In any connectivity issue, traceroutes generally provide a good place to start. Especially when a customer can provide you with ones in both directions, you can compare routes, identify likely bottlenecks, and tell if the route is symmetric or asymmetric. Unfortunately, in this case we only had the outbound traceroutes, so the first thing to do was to confirm the failure with a new traceroute, and compare it to a successful traceroute from a working source IP. Because we provide managed router services to this client, we were able to conduct our testing from their IP addresses directly, observing the successful and unsuccessful traceroutes.
The problem appeared after leaving one of our transit providers, so either a route wasn’t getting propogated, or someone was dropping the route for that prefix. With a handle on the issue, we started looking at the BGP routing for these ranges. We were originating both the working and failing source prefixes, and they were all working in other places on the net, so our origins were probably not the problem. Just to be sure, we confirmed everything was working properly and there were no differences in advertisements. We also confirmed the received routes from the failing target, and everything looked normal.

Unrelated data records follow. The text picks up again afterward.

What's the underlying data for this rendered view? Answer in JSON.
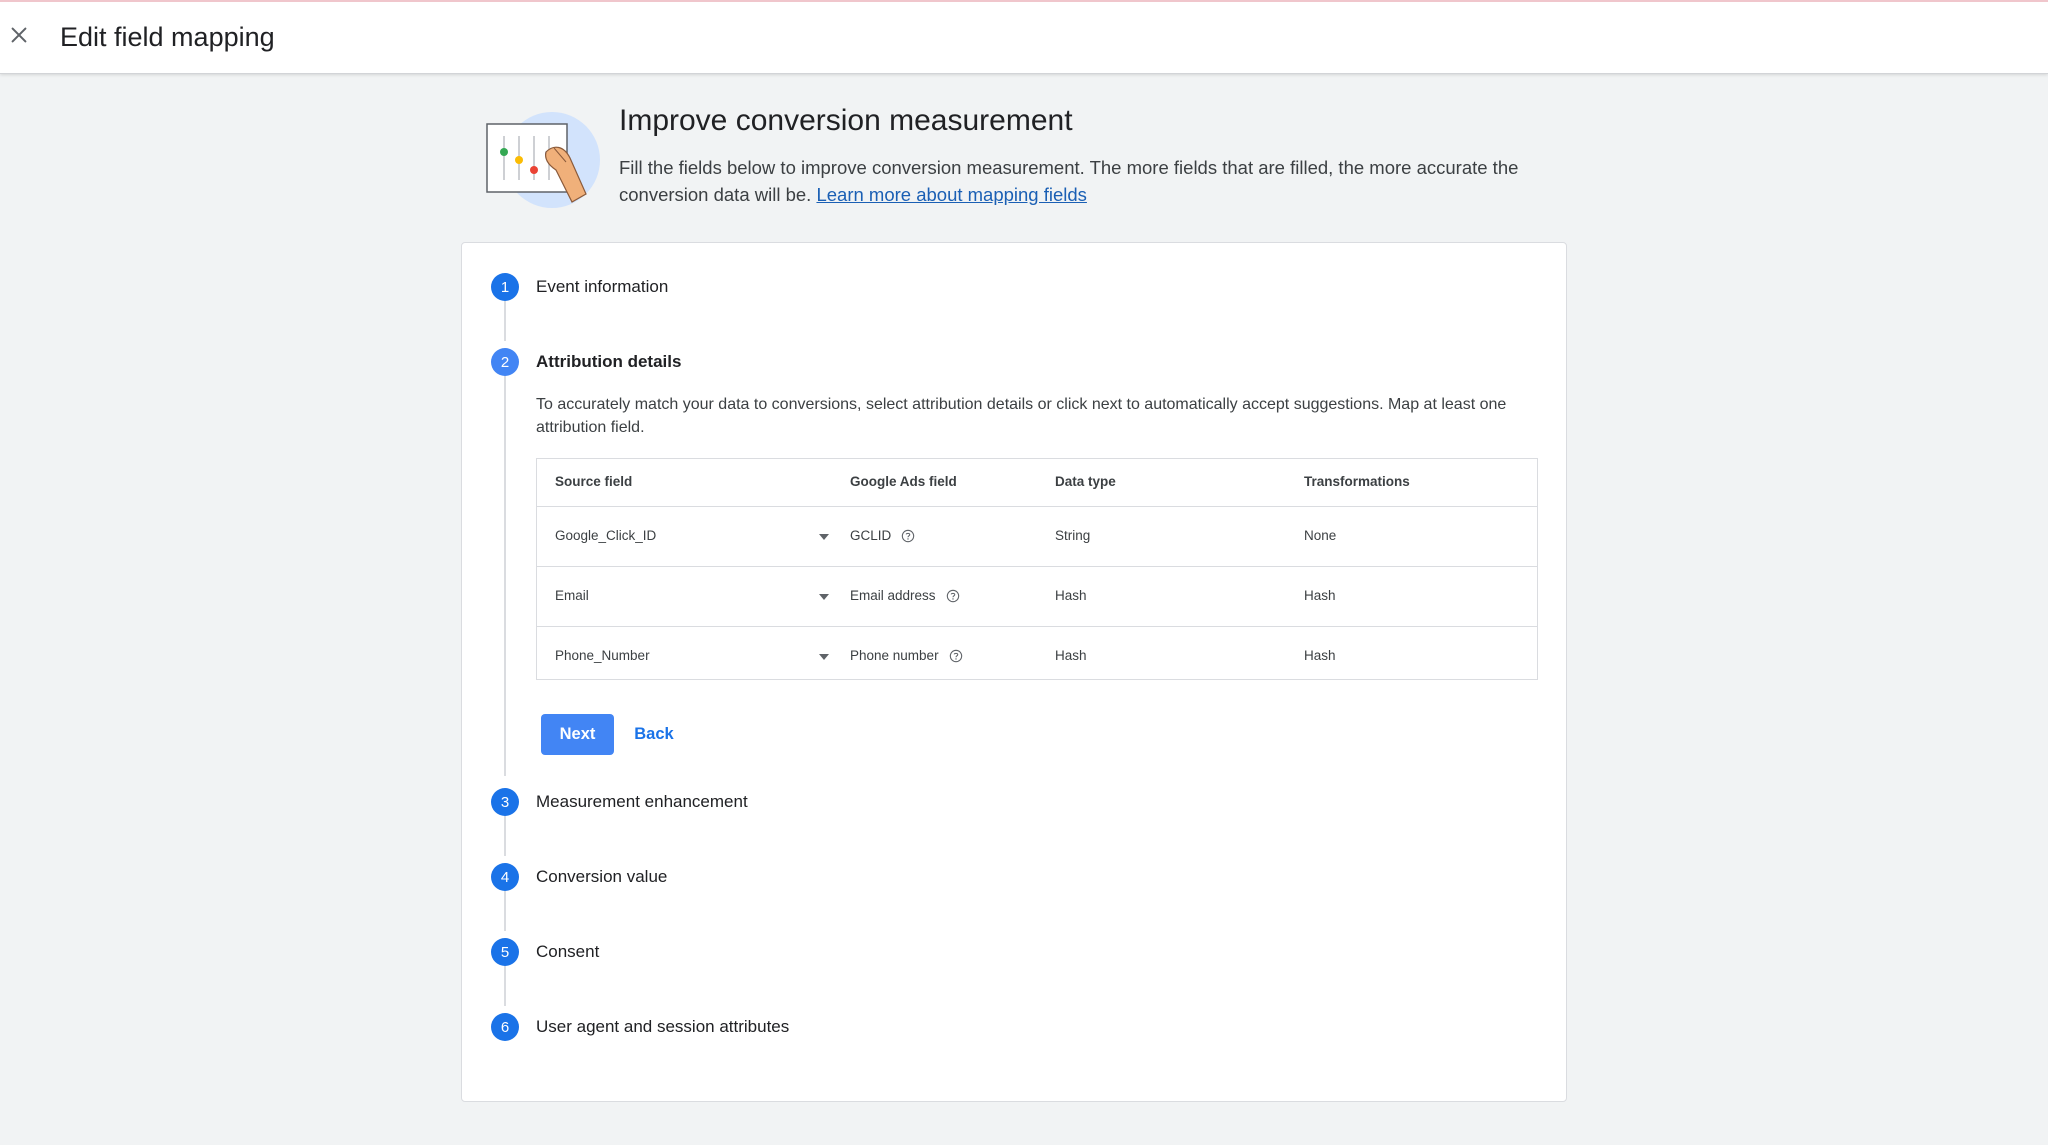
{
  "header": {
    "close_icon": "close-icon",
    "title": "Edit field mapping"
  },
  "intro": {
    "illustration": "sliders-hand-illustration",
    "title": "Improve conversion measurement",
    "description": "Fill the fields below to improve conversion measurement. The more fields that are filled, the more accurate the conversion data will be.",
    "link_text": "Learn more about mapping fields"
  },
  "steps": [
    {
      "number": "1",
      "label": "Event information"
    },
    {
      "number": "2",
      "label": "Attribution details",
      "active": true
    },
    {
      "number": "3",
      "label": "Measurement enhancement"
    },
    {
      "number": "4",
      "label": "Conversion value"
    },
    {
      "number": "5",
      "label": "Consent"
    },
    {
      "number": "6",
      "label": "User agent and session attributes"
    }
  ],
  "attribution": {
    "description": "To accurately match your data to conversions, select attribution details or click next to automatically accept suggestions. Map at least one attribution field.",
    "table": {
      "headers": [
        "Source field",
        "Google Ads field",
        "Data type",
        "Transformations"
      ],
      "rows": [
        {
          "source": "Google_Click_ID",
          "ads_field": "GCLID",
          "data_type": "String",
          "transformation": "None"
        },
        {
          "source": "Email",
          "ads_field": "Email address",
          "data_type": "Hash",
          "transformation": "Hash"
        },
        {
          "source": "Phone_Number",
          "ads_field": "Phone number",
          "data_type": "Hash",
          "transformation": "Hash"
        }
      ]
    },
    "next_label": "Next",
    "back_label": "Back"
  },
  "colors": {
    "primary": "#1a73e8",
    "next_button": "#4285f4",
    "link": "#1a5fb4",
    "page_background": "#f1f3f4"
  }
}
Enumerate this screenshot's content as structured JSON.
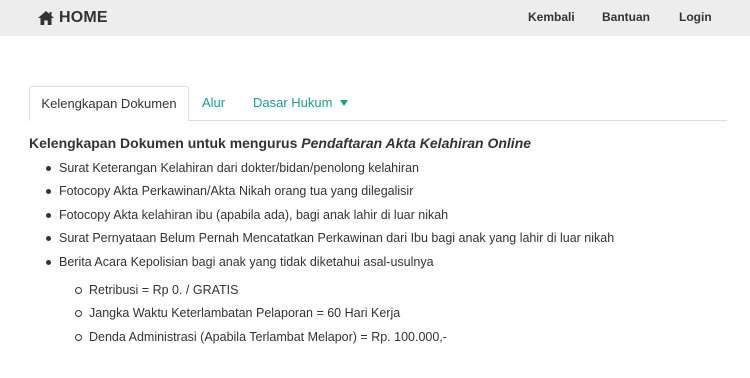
{
  "navbar": {
    "brand": "HOME",
    "brand_icon": "home-icon",
    "links": {
      "back": "Kembali",
      "help": "Bantuan",
      "login": "Login"
    }
  },
  "tabs": {
    "documents": "Kelengkapan Dokumen",
    "flow": "Alur",
    "legal": "Dasar Hukum"
  },
  "content": {
    "title_prefix": "Kelengkapan Dokumen untuk mengurus ",
    "title_emph": "Pendaftaran Akta Kelahiran Online",
    "items": [
      "Surat Keterangan Kelahiran dari dokter/bidan/penolong kelahiran",
      "Fotocopy Akta Perkawinan/Akta Nikah orang tua yang dilegalisir",
      "Fotocopy Akta kelahiran ibu (apabila ada), bagi anak lahir di luar nikah",
      "Surat Pernyataan Belum Pernah Mencatatkan Perkawinan dari Ibu bagi anak yang lahir di luar nikah",
      "Berita Acara Kepolisian bagi anak yang tidak diketahui asal-usulnya"
    ],
    "sub_items": [
      "Retribusi = Rp 0. / GRATIS",
      "Jangka Waktu Keterlambatan Pelaporan = 60 Hari Kerja",
      "Denda Administrasi (Apabila Terlambat Melapor) = Rp. 100.000,-"
    ]
  },
  "colors": {
    "navbar_bg": "#ecedec",
    "accent": "#18a085",
    "text": "#333333"
  }
}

If the problem wasn’t on our side, we’d have to look around the internet. Unfortunately, the target didn’t have a looking glass or traceroute server of their own, so we’d have to track the route down the hard way. Using several BGP looking glasses, we were able to determine that some networks were getting a much longer route to the problematic prefix than others. And more telling, these longer routes all had one thing in common: the AS upstream of NCHC wasn’t one of our expected transit providers even though one of our transit providers appeared in the AS path. This unexpected AS had inserted itself between us and one of our transit providers, and was siphoning off traffic for the failing prefix, blocking delivery to us! Someone was leaking a peering route they shouldn’t be passing on, and because they also used one of our transit providers, they had created a routing blackhole.
AS-PATHs in hand, we immediately knew who to talk to and were able to quickly communicate the problem to their NOC. After we laid out the evidence for a route leak, they realized what was up pretty quickly and were able to correct their filters and block the improper advertisements.
Watching the traceroutes & looking glasses, we were able to see the moment they fixed the issue as the bad routes disappeared from the internet. Moments later, the traceroutes to Atlanta were completing normally. Problem solved!
This is the kind of creative problem solving that can benefit our customers – especially managed service providers and business owners who are serving their own customers and don’t have the time or expertise to know how to reverse-engineer sophisticated issues like this. One more reason to ask the right questions and develop confidence in your data center and the people in it that can make the difference between downtime and productivity.